O filho 01 do ex-presidente publicou nas redes sociais uma comparação entre valores de produtos em 2019 — quando papai Jair estava no Planalto — e os preços atuais sob Lula. A conclusão? "O poder de compra do brasileiro acabou".
Enquanto o salário mínimo hoje é R$ 1.518, Flávio embolsa mais de R$ 400 mil por ano, fora verbas de gabinete. Mas é ele quem sente na pele o drama do brasileiro no checkout.
A dinastia do palanque
Flávio não é caso isolado. O Brasil virou república de herdeiros políticos.
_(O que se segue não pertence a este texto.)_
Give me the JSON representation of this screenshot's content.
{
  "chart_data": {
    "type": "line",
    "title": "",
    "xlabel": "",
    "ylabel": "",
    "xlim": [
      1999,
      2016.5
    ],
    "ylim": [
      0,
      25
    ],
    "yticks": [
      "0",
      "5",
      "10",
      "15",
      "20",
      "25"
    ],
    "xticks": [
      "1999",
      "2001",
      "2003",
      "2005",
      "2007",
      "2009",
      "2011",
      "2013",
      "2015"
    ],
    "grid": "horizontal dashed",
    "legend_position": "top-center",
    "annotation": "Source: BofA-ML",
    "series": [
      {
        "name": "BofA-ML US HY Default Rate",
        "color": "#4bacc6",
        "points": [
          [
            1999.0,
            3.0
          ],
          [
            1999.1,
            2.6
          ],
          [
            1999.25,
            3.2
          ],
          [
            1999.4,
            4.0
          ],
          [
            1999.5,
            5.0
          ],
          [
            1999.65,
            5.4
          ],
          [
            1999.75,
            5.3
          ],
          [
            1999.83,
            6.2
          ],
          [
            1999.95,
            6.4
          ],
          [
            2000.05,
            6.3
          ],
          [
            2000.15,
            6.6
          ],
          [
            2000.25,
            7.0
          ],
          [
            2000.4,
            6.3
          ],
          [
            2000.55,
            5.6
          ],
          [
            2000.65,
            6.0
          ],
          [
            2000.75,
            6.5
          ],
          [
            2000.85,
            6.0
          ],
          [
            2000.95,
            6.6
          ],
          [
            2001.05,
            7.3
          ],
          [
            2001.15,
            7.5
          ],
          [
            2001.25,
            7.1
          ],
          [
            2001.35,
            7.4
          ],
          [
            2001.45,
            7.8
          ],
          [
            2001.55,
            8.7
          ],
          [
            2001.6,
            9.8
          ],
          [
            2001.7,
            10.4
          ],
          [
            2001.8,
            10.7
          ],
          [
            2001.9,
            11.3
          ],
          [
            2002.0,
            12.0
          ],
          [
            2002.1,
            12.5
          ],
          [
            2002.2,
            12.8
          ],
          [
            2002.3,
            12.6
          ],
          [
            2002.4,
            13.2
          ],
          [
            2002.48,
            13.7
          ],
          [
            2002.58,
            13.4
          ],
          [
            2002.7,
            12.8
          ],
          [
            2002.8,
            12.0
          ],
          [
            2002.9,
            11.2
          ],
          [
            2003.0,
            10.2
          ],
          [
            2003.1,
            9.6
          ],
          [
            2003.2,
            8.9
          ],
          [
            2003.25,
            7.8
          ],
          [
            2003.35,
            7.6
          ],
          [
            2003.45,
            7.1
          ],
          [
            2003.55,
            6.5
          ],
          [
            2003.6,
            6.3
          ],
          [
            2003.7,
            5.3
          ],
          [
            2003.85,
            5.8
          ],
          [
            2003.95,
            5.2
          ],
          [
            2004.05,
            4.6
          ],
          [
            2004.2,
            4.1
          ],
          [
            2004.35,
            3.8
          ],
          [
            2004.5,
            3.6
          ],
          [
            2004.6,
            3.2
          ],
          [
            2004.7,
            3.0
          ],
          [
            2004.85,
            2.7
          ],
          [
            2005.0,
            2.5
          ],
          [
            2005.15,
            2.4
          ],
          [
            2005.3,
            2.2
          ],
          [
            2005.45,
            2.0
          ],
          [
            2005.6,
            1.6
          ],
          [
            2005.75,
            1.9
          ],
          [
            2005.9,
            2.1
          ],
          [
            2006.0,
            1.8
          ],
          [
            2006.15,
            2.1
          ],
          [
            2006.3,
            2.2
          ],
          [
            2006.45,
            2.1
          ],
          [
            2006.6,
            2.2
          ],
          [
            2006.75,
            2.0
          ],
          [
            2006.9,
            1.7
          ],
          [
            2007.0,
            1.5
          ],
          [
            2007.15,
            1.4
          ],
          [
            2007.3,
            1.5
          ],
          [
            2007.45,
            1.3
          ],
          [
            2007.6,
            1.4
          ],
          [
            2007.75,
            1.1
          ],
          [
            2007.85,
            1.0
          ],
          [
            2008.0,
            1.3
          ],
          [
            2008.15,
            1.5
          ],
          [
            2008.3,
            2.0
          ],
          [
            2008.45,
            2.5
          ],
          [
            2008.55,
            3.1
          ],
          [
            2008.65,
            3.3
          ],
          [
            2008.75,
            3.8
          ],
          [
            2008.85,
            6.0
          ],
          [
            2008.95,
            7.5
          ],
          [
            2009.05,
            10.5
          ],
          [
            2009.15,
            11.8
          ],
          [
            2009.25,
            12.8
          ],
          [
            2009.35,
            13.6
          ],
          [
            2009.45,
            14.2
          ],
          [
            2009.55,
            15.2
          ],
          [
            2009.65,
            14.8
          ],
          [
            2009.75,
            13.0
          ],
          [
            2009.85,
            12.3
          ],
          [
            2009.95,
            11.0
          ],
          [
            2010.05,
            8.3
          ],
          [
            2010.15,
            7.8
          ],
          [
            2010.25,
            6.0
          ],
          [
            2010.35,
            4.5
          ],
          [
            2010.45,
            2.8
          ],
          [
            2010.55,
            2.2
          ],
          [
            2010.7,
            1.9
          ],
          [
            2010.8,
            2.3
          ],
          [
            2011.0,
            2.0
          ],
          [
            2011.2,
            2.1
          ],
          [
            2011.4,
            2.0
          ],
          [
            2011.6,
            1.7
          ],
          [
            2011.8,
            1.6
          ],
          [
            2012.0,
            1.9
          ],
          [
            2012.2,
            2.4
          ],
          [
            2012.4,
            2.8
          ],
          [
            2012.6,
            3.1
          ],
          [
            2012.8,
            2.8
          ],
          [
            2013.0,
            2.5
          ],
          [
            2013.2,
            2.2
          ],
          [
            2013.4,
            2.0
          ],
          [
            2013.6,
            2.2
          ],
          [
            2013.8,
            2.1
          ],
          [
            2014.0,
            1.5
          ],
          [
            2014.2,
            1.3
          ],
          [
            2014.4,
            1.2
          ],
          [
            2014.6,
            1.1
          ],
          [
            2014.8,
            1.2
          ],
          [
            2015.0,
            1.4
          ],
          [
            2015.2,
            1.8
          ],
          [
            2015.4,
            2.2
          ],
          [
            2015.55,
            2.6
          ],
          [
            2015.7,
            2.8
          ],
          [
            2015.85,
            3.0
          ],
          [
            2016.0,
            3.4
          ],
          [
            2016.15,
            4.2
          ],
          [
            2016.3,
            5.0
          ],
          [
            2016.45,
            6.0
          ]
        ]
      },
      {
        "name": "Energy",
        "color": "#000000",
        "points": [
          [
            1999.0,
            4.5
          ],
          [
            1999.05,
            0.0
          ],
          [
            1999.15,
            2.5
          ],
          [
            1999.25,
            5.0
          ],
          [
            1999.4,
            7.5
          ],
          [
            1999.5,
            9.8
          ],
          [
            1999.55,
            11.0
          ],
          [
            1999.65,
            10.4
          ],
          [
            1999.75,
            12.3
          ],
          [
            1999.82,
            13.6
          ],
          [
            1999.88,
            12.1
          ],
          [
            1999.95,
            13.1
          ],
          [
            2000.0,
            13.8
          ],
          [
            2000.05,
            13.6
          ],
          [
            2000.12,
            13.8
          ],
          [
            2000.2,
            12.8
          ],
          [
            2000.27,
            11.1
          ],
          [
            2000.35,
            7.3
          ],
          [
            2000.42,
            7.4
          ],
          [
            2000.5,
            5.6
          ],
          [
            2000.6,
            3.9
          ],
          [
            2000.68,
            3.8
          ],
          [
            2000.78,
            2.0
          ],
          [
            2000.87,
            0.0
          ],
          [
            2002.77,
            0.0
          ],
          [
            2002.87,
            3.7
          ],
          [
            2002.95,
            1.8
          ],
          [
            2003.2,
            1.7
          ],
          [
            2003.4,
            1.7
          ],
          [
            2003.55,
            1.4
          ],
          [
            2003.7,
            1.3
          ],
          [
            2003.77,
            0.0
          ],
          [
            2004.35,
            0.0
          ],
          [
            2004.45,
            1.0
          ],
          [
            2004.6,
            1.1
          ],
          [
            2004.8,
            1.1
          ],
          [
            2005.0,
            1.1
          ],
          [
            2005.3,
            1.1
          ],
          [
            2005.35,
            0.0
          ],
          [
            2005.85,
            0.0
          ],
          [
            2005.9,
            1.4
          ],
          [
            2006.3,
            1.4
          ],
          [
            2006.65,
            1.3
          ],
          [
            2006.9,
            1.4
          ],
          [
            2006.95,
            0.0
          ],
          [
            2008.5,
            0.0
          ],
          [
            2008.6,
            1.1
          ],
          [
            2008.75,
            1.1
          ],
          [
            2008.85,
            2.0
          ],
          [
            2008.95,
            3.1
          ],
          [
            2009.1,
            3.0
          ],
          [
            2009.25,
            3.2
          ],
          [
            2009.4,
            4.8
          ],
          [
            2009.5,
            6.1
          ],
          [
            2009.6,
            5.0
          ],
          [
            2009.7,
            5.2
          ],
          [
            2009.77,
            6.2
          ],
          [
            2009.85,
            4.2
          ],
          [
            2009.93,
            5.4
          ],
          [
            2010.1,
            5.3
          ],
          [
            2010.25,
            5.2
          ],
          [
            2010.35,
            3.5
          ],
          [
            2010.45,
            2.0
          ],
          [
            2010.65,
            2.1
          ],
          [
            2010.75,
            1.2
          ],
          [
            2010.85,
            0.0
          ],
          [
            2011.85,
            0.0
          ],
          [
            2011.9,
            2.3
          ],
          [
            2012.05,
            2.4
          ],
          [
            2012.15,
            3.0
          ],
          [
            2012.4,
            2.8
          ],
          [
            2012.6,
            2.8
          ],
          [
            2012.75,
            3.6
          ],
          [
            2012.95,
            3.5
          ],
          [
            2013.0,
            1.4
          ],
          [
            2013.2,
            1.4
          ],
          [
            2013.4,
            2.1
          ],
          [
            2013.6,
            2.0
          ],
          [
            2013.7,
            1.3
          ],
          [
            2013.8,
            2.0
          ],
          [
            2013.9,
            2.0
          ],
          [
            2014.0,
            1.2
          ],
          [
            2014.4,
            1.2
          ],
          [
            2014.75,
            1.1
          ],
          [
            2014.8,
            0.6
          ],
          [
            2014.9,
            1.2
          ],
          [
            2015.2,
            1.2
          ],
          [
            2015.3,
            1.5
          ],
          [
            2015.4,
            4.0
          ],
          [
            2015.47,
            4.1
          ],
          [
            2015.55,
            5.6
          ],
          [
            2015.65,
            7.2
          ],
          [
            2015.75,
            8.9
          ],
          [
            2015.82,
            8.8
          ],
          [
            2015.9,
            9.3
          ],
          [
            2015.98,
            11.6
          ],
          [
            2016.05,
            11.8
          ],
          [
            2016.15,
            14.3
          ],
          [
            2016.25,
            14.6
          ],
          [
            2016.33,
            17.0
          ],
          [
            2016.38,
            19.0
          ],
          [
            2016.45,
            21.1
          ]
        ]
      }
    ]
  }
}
Filhos, sobrinhos, netos — todos com DNA parlamentar e acesso privilegiado ao jogo do poder.
A estratégia é conhecida: usar questões populares para construir capital político. O custo da cesta básica vira munição eleitoral. O sufoco do trabalhador vira views no Instagram.
O senador compara 2019 com 2025. Esquece de mencionar que naquele ano a inflação acumulada era menor, mas o desemprego batia 11,9%. Hoje está em 6,5%. Detalhes.
Quem lucra com a encenação
A gravação de supermercado não é ingênua. É marketing político puro. Cada produto filmado, cada indignação calculada, cada compartilhamento conta.
Flávio constrói narrativa para 2026. O pai pode estar inelegível, mas o sobrenome Bolsonaro vale ouro eleitoral. E se paga em votos.
Enquanto isso, quem realmente vive com salário mínimo não grava vídeo no mercado. Calcula cada item no carrinho. Troca marca. Deixa produtos na gôndola.
"O poder de compra do brasileiro acabou", diz o senador que nunca precisou escolher entre arroz e feijão.
O negócio família
A política brasileira virou empresa familiar. Bolsonaros, Sarneys, Barbalhenses, Maias — sobrenomes que atravessam gerações no Congresso.
Flávio começou a carreira política aos 18 anos como vereador no Rio. Hoje, aos 43, acumula mais de duas décadas vivendo de mandato público. Nunca trabalhou fora da política.
O salário do senador equivale a 22 salários mínimos. Por mês. Mas é ele quem vai ao supermercado performar indignação com o preço do óleo.
A ironia não poderia ser mais grossa.
A conta que não fecha
Flávio tem razão em um ponto: o brasileiro está sangrando no supermercado. Inflação de alimentos bateu forte nos últimos anos, independente de governo.
Mas quando quem reclama dos preços nunca sentiu aperto no orçamento doméstico, a mensagem soa falsa. Privilegiado brincando de povo.
Os herdeiros políticos do Brasil descobriram a fórmula: fale pelos pobres, lucre com os ricos, perpetue o sobrenome.
E o brasileiro que realmente não tem poder de compra? Esse não tem tempo para gravar vídeo. Está trabalhando.